4 Signs Your Digital Transformation is Failing
Digital transformation is an ongoing process that requires investment in time, skills, projects, and infrastructure. It requires excellent management of people, processes, and technology. Organizations that fail to find the fine balance between the three are bound for failed in digital transformation.
- Conflicting views among top-level executives cause difficulty in work processes and progress evaluation.
- Lack of employee adoption due to untrained usage and distrust in new systems.
- Poor communication leads to delays and a lack of progress in digital transformation initiatives. Regular check-ins are necessary for departmental alignment.
Digital transformation appeared on TrustRadius’ 2021 most annoying business buzzwords list. Why?
Because the word is tossed around frequently in boardroom meetings and casual business discussions, one might think every organization on the planet is up to speed on the process! While the reality is quite the opposite.
Behnam Tabrizi and colleagues write in Harvard Business Review, “Companies are pouring millions into ‘digital transformation’ initiatives — but a high percentage of those fail to pay off.”
Lego, P&G, Burberry, and even Ford are prime examples of organizations that spent millions in digital investments, yet their DX efforts failed miserably.
Why do organizations fail in their digital transformation initiatives?
Here are 4 signs that your digital transformation may be failing and why it is essential to address these issues before it's too late.
Sign #1 – Disunity Among Top Management
A digital transformation is a top-down approach because leading by example is the best way to get things done.
When top-level executives have conflicting views, it becomes a challenge for the rest of the employees to comprehend work processes and evaluate progress.
To solve this issue, the C-suit needs to clearly outline the problem they want to solve through digital efforts and how it will benefit the company before investing in DX.
Sign #2 – Lack of buy-in from employees
One of the indicators of a failing digital transformation is a lack of buy-in from employees.
Employees often trust the systems they've gotten the hang of compared to new software. Likewise, if they don't get proper training, they may not be able to use new digital tools and systems effectively, leading to decreased efficiency and even higher costs.

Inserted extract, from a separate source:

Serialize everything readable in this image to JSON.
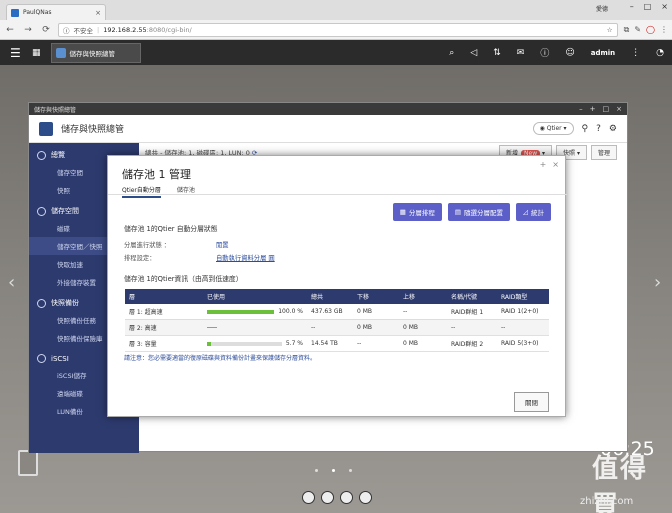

Sign #3 – Gap Between Digital Capabilities and Scaling Efforts
When the digital support for a pilot project differs from the support available for scaling it, your DX efforts will go down the drain.
It leaves companies grappling with either slow production ramp-ups or hasty changes imposed by leadership.
Sign #4 – Poor communication and collaboration
I can never put enough emphasis on the importance of communication, especially from the top leadership. Effective communication and collaboration are essential to any successful digital transformation.
In my career, I have observed that the speed of transformation between different departments varies. They don’t change at the same rate.
When one department changes faster than the other, it causes fractures in delivery between the different departments. And because it wasn't anticipated, managers are taken by surprise.
Their lack of preparedness stems from a mismatch in communication, leaving them without effective solutions.
Working in silos can lead to delays, increased costs, and a lack of progress.
It's important to have regular meetings and check-ins to ensure everyone is on the same page and working towards the same goals.
In conclusion, digital transformation is the journey to change and evolve. More than 51% of organizations find themselves in a “stalled” position, with some abandoning their transformation initiatives altogether.
Digital initiatives require a proper change management strategy – one that incorporates both technological and human factors.